Bug Reference: 1468420

Comment 1 Ben Bennett 2020-06-18 13:09:04 UTC
Setting the target release to the development branch so we can investigate and fix.  Once we understand the issue we can consider a backport.

Comment 2 Casey Callendrello 2020-06-22 14:14:14 UTC
Network error messages aren't related; they're normal and uninteresting.
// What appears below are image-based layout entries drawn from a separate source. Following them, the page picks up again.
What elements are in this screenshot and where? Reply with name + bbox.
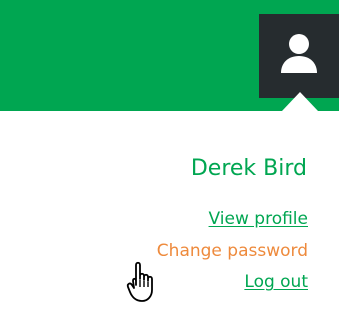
log-out-link[interactable]: Log out [244, 270, 308, 294]
dropdown-pointer [282, 92, 318, 111]
user-icon [281, 34, 317, 73]
hand-pointer-icon [126, 261, 153, 302]
change-password-link[interactable]: Change password [157, 239, 308, 263]
user-menu-toggle[interactable] [259, 14, 339, 98]
view-profile-link[interactable]: View profile [209, 207, 308, 231]
app-window: Derek Bird View profile Change password … [0, 0, 339, 313]
username: Derek Bird [190, 156, 307, 181]
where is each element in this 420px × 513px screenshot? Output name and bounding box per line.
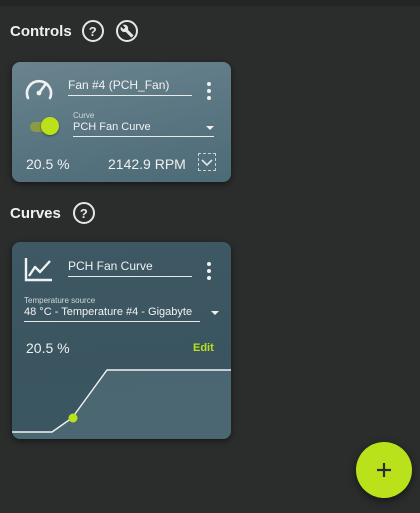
add-button[interactable] bbox=[356, 442, 412, 498]
wrench-icon[interactable] bbox=[115, 20, 138, 42]
enable-toggle-knob[interactable] bbox=[41, 117, 59, 135]
control-rpm: 2142.9 RPM bbox=[108, 156, 186, 172]
control-percent: 20.5 % bbox=[26, 156, 70, 172]
controls-title: Controls bbox=[10, 22, 72, 40]
controls-header: Controls ? bbox=[10, 20, 138, 42]
top-bar bbox=[0, 0, 420, 6]
control-menu-icon[interactable] bbox=[207, 82, 211, 100]
expand-chevron-icon[interactable] bbox=[198, 153, 216, 171]
curve-card: PCH Fan Curve Temperature source 48 °C -… bbox=[12, 242, 231, 439]
speedometer-icon bbox=[24, 76, 54, 107]
curves-help-icon[interactable]: ? bbox=[72, 202, 95, 224]
curve-graph bbox=[12, 369, 231, 439]
curve-select[interactable]: PCH Fan Curve bbox=[73, 121, 214, 137]
curves-header: Curves ? bbox=[10, 202, 95, 224]
controls-help-icon[interactable]: ? bbox=[81, 20, 104, 42]
curve-dropdown-caret-icon[interactable] bbox=[206, 126, 214, 130]
curves-title: Curves bbox=[10, 204, 61, 222]
curve-current-point bbox=[68, 413, 78, 423]
fan-name-field[interactable]: Fan #4 (PCH_Fan) bbox=[68, 78, 192, 96]
curve-label: Curve bbox=[73, 111, 95, 120]
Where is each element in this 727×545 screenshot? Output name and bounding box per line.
The PLEG failing is what matters.

Over to node.

Comment 3 Ryan Phillips 2020-07-08 18:36:50 UTC
What size disks are you running? I suspect you are hitting an IOPS throttle. Do you see high io/wait times? High memory utilization?

Comment 5 Seth Jennings 2020-07-30 18:39:41 UTC
> GenericPLEG: Unable to retrieve pods: rpc error: code = ResourceExhausted desc = grpc: trying to send message larger than max (8396465 vs. 8388608)

CU hit the new grpc message size limit

We increased this a while back

https://github.com/kubernetes/kubernetes/pull/63977
https://access.redhat.com/solutions/3803411

Not sure how to avoid hitting it unless we figure out some way to do more aggressive GC

I assume that cleaning up dead containers reduced the size of the message and restored connectivity between the kubelet and crio.

Comment 6 Peter Hunt 2020-08-03 19:46:04 UTC
given the above root cause (un-gc'd pods causing grpc overflow), is there more action needed for this bug?